SUIT RETAILER, KARAOKE GIANT OPEN TELEWORK SPACES
Companies are scrambling to win over consumers in telework-related businesses, vying to fulfill needs generated by the pandemic and starting new services to make up for losses in their core fields.
Aoyama Trading Co. on Oct. 8 opened its BeSmart shared office in its Aoyama Tailor Suidobashi East Exit outlet near Tokyo's JR Suidobashi Station.
The space has 90 seats, which take up half the store's sales area and has soundproof booths.
Though new services have sprung up to cater to teleworkers, the switch from working at the office to home has hurt some existing ones.
Due to the drop in people working at the office between April and September, sales in Aoyama Trading's business wear department fell 50 percent year on year during the period, the company said.
By making full use of its outlets as shared offices, Aoyama Trading is trying to attract new customers and plans to debut BeSmart offices at other stores.

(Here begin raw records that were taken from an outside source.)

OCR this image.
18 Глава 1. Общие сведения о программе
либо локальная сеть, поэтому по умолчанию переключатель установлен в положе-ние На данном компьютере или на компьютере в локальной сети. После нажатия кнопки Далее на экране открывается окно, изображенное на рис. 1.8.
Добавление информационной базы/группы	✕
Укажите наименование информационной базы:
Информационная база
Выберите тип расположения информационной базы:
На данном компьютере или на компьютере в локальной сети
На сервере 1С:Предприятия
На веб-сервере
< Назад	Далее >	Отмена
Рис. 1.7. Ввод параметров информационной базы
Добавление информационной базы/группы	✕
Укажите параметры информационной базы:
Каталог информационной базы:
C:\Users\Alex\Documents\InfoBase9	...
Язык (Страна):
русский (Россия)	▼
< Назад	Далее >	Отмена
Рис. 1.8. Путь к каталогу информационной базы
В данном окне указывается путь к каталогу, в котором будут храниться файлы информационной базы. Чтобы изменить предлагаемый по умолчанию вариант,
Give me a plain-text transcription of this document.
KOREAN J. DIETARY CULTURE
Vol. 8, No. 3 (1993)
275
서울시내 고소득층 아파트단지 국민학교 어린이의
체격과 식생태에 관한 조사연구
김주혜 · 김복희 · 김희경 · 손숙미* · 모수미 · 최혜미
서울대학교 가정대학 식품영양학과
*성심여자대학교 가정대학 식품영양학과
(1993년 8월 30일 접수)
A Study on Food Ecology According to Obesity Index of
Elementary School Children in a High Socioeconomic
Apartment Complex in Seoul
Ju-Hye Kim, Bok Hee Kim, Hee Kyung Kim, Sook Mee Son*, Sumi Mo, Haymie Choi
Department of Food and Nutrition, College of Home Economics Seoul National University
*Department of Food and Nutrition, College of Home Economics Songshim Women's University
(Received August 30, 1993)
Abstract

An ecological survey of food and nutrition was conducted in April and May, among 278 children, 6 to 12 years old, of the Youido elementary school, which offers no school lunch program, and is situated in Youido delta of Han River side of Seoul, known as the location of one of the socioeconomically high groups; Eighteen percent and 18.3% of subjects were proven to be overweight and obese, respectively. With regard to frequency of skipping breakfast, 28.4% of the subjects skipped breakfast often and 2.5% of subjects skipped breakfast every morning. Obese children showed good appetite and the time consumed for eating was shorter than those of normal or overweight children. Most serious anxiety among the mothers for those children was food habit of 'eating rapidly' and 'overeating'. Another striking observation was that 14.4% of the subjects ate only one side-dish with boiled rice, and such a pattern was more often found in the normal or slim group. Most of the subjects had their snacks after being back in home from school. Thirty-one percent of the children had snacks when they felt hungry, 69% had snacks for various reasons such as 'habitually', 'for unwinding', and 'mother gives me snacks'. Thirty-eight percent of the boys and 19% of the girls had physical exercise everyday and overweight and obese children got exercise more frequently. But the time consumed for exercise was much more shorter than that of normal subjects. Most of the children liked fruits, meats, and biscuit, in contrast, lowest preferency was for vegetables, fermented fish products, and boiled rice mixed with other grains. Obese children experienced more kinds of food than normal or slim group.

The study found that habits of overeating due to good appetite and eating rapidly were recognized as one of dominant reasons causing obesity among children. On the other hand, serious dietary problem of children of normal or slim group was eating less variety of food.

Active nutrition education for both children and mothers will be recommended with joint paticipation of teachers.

Karaoke parlor operators facing economic difficulties have also successively entered the rental office industry.
Major operator Daiichikosho Co. in 2017 began leasing out personal offices at its Big Echo karaoke shops, and 500 such rental offices opened by 2019 across Japan.
For 500 yen after taxes, Big Echo customers can use the spaces for an hour, with unlimited soft drinks included.
Big Echo saw its sales in the telework package triple in July compared with February. Part of the attraction of the spaces for customers is that the soundproof, closed karaoke rooms are well-suited for checking confidential business documents and talking with clients by phone.
Big Echo isn't alone. Other leading karaoke businesses in Japan are pitching similar services as well.